A presidente do Articule ressalva que os investimentos para a educação infantil podem, em alguns casos, estar incluídos e misturados em outros orçamentos. O que não é considerado adequado.
 

“Se é para construção de creche, precisa estar na rubrica da educação, porque é a primeira etapa da educação básica”, diz Gotti. “Creche é um serviço a ser prestado para as crianças na garantia do direito à educação, não como uma assistência social”.
 

Procurado, o MEC (Ministério da Educação) diz que os estados estão inclusos no pacto federativo, que prevê a oferta pública de educação infantil como responsabilidade dos municípios em parceria com os estados e a União.
 

Da mesma forma, o ministério é obrigado a colaborar. O governo Lula (PT) prometeu ano passado destravar obras de educação paradas, mas até agora nenhuma foi retomada. São 1.317 obras de creches e pré-escolas paradas, o equivalente a 35% do total.
 

Dos estados que não declararam a educação infantil em nenhuma das três leis, o Rio de Janeiro informou dar apoio financeiro à educação dos municípios em casos de necessidades específicas. A Bahia disse ter elaborado, no Plano Plurianual 2024-2027, programa de apoio às redes municipais de ensino com assessoramento técnico-pedagógico e financeiro.
 

O Tocantins disse firmar parcerias para o desenvolvimento da educação infantil.

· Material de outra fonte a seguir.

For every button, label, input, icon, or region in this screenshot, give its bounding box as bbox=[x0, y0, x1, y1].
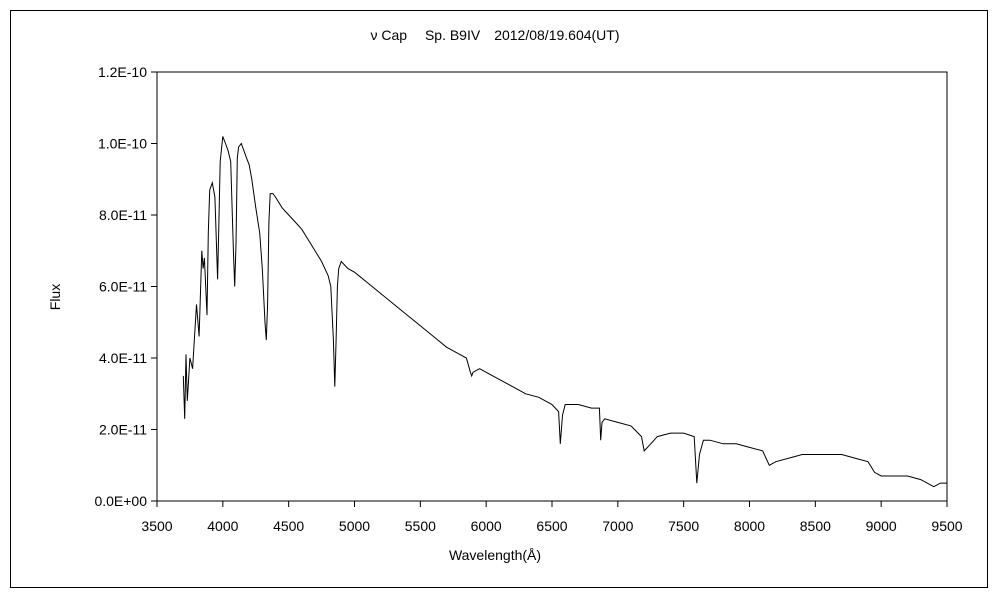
x-tick-label: 4500 bbox=[273, 518, 304, 534]
y-tick-label: 0.0E+00 bbox=[94, 493, 147, 509]
x-tick-label: 7500 bbox=[668, 518, 699, 534]
x-tick-label: 8000 bbox=[734, 518, 765, 534]
y-tick-label: 2.0E-11 bbox=[99, 422, 147, 438]
y-axis-label: Flux bbox=[47, 284, 63, 310]
x-tick-label: 3500 bbox=[141, 518, 172, 534]
x-tick-label: 5500 bbox=[405, 518, 436, 534]
y-tick-label: 4.0E-11 bbox=[99, 350, 147, 366]
x-tick-label: 8500 bbox=[800, 518, 831, 534]
chart-title: ν Cap Sp. B9IV 2012/08/19.604(UT) bbox=[370, 27, 619, 43]
x-axis-ticks: 3500 4000 4500 5000 5500 6000 6500 7000 7500 8000… bbox=[141, 501, 963, 534]
y-tick-label: 8.0E-11 bbox=[99, 207, 147, 223]
y-tick-label: 1.0E-10 bbox=[98, 136, 147, 152]
x-axis-label: Wavelength(Å) bbox=[449, 547, 541, 563]
x-tick-label: 6500 bbox=[536, 518, 567, 534]
x-tick-label: 5000 bbox=[339, 518, 370, 534]
x-tick-label: 7000 bbox=[602, 518, 633, 534]
spectrum-line bbox=[182, 136, 947, 488]
plot-area bbox=[156, 71, 948, 502]
x-tick-label: 9000 bbox=[866, 518, 897, 534]
y-tick-label: 6.0E-11 bbox=[99, 279, 147, 295]
y-tick-label: 1.2E-10 bbox=[98, 64, 147, 80]
x-tick-label: 9500 bbox=[931, 518, 962, 534]
y-axis-ticks: 0.0E+00 2.0E-11 4.0E-11 6.0E-11 8.0E-11 1.0E-… bbox=[94, 64, 157, 509]
x-tick-label: 4000 bbox=[207, 518, 238, 534]
chart-frame bbox=[10, 10, 988, 588]
x-tick-label: 6000 bbox=[471, 518, 502, 534]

Minas Gerais informou que a colaboração com os municípios está detalhada nos textos de programas e projetos previstos na Lei Orçamentária Anual de 2024.
 

Acre, Amazonas e Paraná alegaram apenas que a responsabilidade da educação básica cabe aos municípios e que, por isso, termos vinculados à área não foram encontrados em seus orçamentos.
 

São Paulo informou trabalhar em cooperação com os municípios e firmou programa de alfabetização junto a esferas municipais com foco em crianças até 7 anos. No programa, o estado arca com material didático e formação de professores.
 

Pará, Rio Grande do Sul e Maranhão informaram que as prioridades e destinações à educação infantil constam no PPA. Nele, estão apoios a construções de creches, programas de alfabetização, capacitação de professores e gestores, entre outros.
 

O Ceará disse investir na área por meio de um programa dos ensinos infantil e fundamental, que inclui desde concessão de bolsas até construção e aquisição de equipamentos de centros de educação infantil.
 

Em nota, a Secretaria de Educação do Espírito Santo afirmou que conta com “o Fundo Estadual de Apoio à Ampliação e Melhoria das Condições de Oferta da Educação Infantil no Espírito Santo (Funpaes)” instituído por um lei estadual. O fundo, diz a nota, está identificado na ação de “colaboração estado/município” e por “PO – Plano Orçamentário”.
 

A Secretaria de Sergipe, também em nota, disse que a “primeira infância e a educação infantil é prioridade”.
 

Segundo a pasta, o governo lançou o Programa de Apoio aos Municípios para a Expansão da Educação Infantil, “com objetivo de garantir às crianças de 0 a 5 anos e 11 meses o acesso à educação infantil, por meio da construção e garantia de funcionamento de 75 creches-escolas ao longo dos próximos anos”. O governo, diz a nota, também conta com o projeto Alfabetizar Pra Valer desde 2019 “para fomentar o regime de colaboração entre Estado e municípios”.
 

Todos os estados foram procurados. Alagoas, Goiás, Mato Grosso do Sul, Paraíba, Pernambuco, Piauí, Rio Grande do Norte, Rondônia, Roraima e Santa Catarina não responderam.